Par un mémoire en défense, enregistré le 4 décembre 2024, la commune de Sainte-Luce, représentée par Me Dumont, conclut au rejet de la requête.
Elle fait valoir que les moyens soulevés par M. A ne sont pas fondés.
Par un mémoire en défense, enregistré le 11 décembre 2024, M. et Mme E et D C, représentés par Me Soler-Coteaux, concluent au rejet de la requête et à ce que soit mise à la charge de M. A la somme de 2 500 euros au titre de l’article L. 761-1 du code de justice administrative.
Ils font valoir que les moyens soulevés par M. A ne sont pas fondés.

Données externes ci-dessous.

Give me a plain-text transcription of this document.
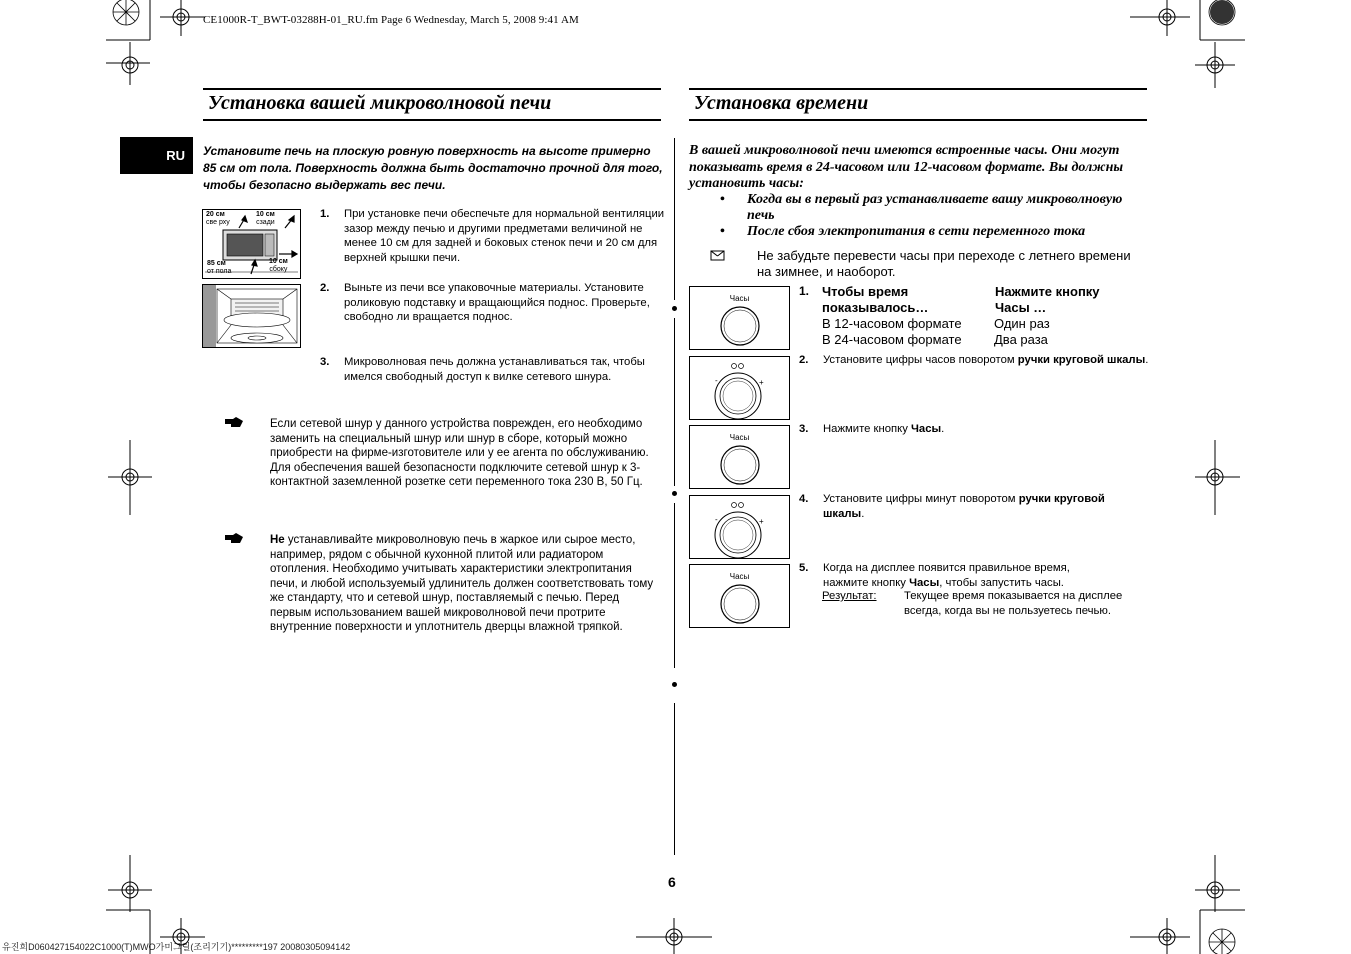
CE1000R-T_BWT-03288H-01_RU.fm Page 6 Wednesday, March 5, 2008 9:41 AM
유진희D060427154022C1000(T)MWO가미그릴(조리기기)*********197 20080305094142
Установка вашей микроволновой печи	Установка времени
RU	Установите печь на плоскую ровную поверхность на высоте примерно 85 см от пола. Поверхность должна быть достаточно прочной для того, чтобы безопасно выдержать вес печи.
20 см
све рху
10 см
сзади
85 см
от пола
10 см
сбоку
1. При установке печи обеспечьте для нормальной вентиляции зазор между печью и другими предметами величиной не менее 10 см для задней и боковых стенок печи и 20 см для верхней крышки печи.
2. Выньте из печи все упаковочные материалы. Установите роликовую подставку и вращающийся поднос. Проверьте, свободно ли вращается поднос.
3. Микроволновая печь должна устанавливаться так, чтобы имелся свободный доступ к вилке сетевого шнура.
Если сетевой шнур у данного устройства поврежден, его необходимо заменить на специальный шнур или шнур в сборе, который можно приобрести на фирме-изготовителе или у ее агента по обслуживанию.
Для обеспечения вашей безопасности подключите сетевой шнур к 3-контактной заземленной розетке сети переменного тока 230 В, 50 Гц.
Не устанавливайте микроволновую печь в жаркое или сырое место, например, рядом с обычной кухонной плитой или радиатором отопления. Необходимо учитывать характеристики электропитания печи, и любой используемый удлинитель должен соответствовать тому же стандарту, что и сетевой шнур, поставляемый с печью. Перед первым использованием вашей микроволновой печи протрите внутренние поверхности и уплотнитель дверцы влажной тряпкой.
В вашей микроволновой печи имеются встроенные часы. Они могут показывать время в 24-часовом или 12-часовом формате. Вы должны установить часы:
•	Когда вы в первый раз устанавливаете вашу микроволновую печь
•	После сбоя электропитания в сети переменного тока
Не забудьте перевести часы при переходе с летнего времени на зимнее, и наоборот.
Часы
-	+
Часы
-	+
Часы
1. Чтобы время показывалось…
Нажмите кнопку Часы …
В 12-часовом формате Один раз
В 24-часовом формате Два раза
2. Установите цифры часов поворотом ручки круговой шкалы.
3. Нажмите кнопку Часы.
4. Установите цифры минут поворотом ручки круговой шкалы.
5. Когда на дисплее появится правильное время, нажмите кнопку Часы, чтобы запустить часы.
Результат: Текущее время показывается на дисплее всегда, когда вы не пользуетесь печью.
6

Les parties ont été informées, en application de l’article R. 611-7-3 du code de justice administrative, de ce que le tribunal était susceptible de prononcer d’office une injonction, tendant à ce que soit ordonné, dans un délai de deux mois à compter de la notification du jugement à intervenir, le réexamen de la demande de retrait du permis de construire, présentée par M. A le 2 avril 2024.
M. et Mme C ont présenté des observations, enregistrées le 4 mars 2025.

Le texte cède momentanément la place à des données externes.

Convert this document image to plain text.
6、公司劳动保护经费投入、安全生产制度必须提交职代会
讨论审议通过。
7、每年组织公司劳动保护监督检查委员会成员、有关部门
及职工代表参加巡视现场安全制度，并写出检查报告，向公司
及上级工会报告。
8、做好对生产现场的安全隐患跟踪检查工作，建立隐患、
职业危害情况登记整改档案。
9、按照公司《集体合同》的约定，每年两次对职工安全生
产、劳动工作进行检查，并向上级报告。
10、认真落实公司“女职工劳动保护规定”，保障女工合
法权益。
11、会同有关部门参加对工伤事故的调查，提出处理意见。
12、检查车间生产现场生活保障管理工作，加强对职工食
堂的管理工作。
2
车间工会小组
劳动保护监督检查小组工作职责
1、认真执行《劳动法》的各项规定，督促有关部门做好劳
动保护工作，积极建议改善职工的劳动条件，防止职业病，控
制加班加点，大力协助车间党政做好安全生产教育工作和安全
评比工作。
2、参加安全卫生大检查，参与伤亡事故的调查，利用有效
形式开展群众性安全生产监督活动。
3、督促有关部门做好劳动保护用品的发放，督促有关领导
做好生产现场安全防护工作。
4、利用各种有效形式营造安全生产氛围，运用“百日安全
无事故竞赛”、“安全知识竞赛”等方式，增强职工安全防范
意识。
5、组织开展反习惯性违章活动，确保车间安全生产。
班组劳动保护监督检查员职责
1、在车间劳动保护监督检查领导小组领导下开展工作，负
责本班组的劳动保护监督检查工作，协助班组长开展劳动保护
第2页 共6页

La commune de Sainte-Luce a présenté des observations, enregistrées le 15 mars 2025.
M. A a présenté des observations, enregistrées le 9 avril 2025.
Vu les autres pièces du dossier.
Vu :
— le code des relations entre le public et l’administration ;
— le code de l’urbanisme ;
— le code de justice administrative.
Les parties ont été régulièrement averties du jour de l’audience.

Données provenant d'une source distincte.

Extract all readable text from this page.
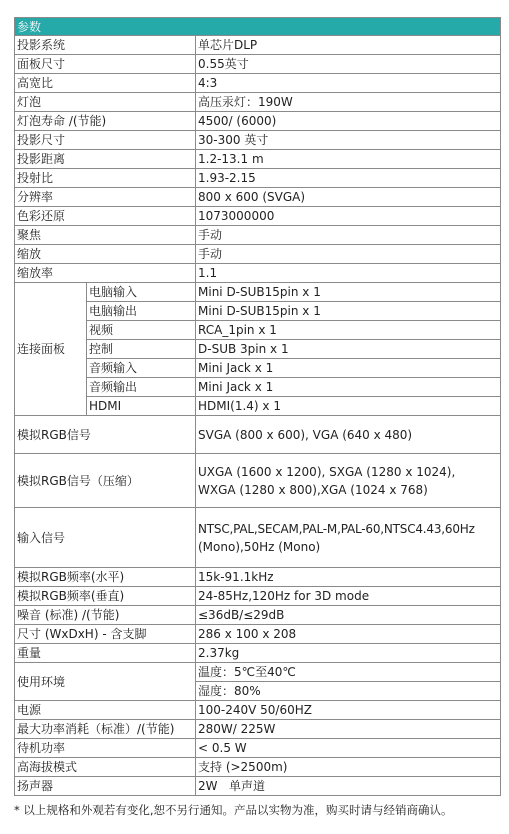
参数		
投影系统		单芯片DLP
面板尺寸		0.55英寸
高宽比		4:3
灯泡		高压汞灯：190W
灯泡寿命 /(节能)		4500/ (6000)
投影尺寸		30-300 英寸
投影距离		1.2-13.1 m
投射比		1.93-2.15
分辨率		800 x 600 (SVGA)
色彩还原		1073000000
聚焦		手动
缩放		手动
缩放率		1.1
连接面板	电脑输入	Mini D-SUB15pin x 1
	电脑输出	Mini D-SUB15pin x 1
	视频	RCA_1pin x 1
	控制	D-SUB 3pin x 1
	音频输入	Mini Jack x 1
	音频输出	Mini Jack x 1
	HDMI	HDMI(1.4) x 1
模拟RGB信号		SVGA (800 x 600), VGA (640 x 480)
模拟RGB信号（压缩）		UXGA (1600 x 1200), SXGA (1280 x 1024),
WXGA (1280 x 800),XGA (1024 x 768)

输入信号		NTSC,PAL,SECAM,PAL-M,PAL-60,NTSC4.43,60Hz
(Mono),50Hz (Mono)

模拟RGB频率(水平)		15k-91.1kHz
模拟RGB频率(垂直)		24-85Hz,120Hz for 3D mode
噪音 (标准) /(节能)		≤36dB/≤29dB
尺寸 (WxDxH) - 含支脚		286 x 100 x 208
重量		2.37kg
使用环境		温度：5℃至40℃
		湿度：80%
电源		100-240V 50/60HZ
最大功率消耗（标准）/(节能)		280W/ 225W
待机功率		< 0.5 W
高海拔模式		支持 (>2500m)
扬声器		2W   单声道
* 以上规格和外观若有变化,恕不另行通知。产品以实物为准，购买时请与经销商确认。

Ont été entendus au cours de l’audience publique :
— le rapport de M. Lancelot,
— les conclusions de Mme Monnier-Besombes, rapporteure publique désignée en application de l’article R. 222-24 du code de justice administrative,
— et les observations de Me Tiburce, substituant Me Dumont, avocat de la commune de Sainte-Luce.
Considérant ce qui suit :
1. Le 13 janvier 2023, M. et Mme C ont déposé à la mairie de Sainte-Luce une demande de permis de construire, en vue de l’édification d’une maison à usage d’habitation, sur la parcelle H 77, située 76 rue Schoelcher. Par un arrêté du 27 juin 2023, le maire de Sainte-Luce a accordé ce permis de construire. Par un courrier adressé au maire de Sainte-Luce le 2 avril 2024, M. A, justifiant d’un titre de propriété sur la parcelle H 77, a sollicité le retrait de ce permis de construire, en faisant valoir que M. et Mme C l’ont obtenu par fraude. Par une décision du 29 mai 2024, le maire de Sainte-Luce a refusé de faire droit à cette demande de retrait du permis de construire. Par la présente requête, M. A demande au tribunal d’annuler cette décision du maire de Sainte-Luce du 29 mai 2024.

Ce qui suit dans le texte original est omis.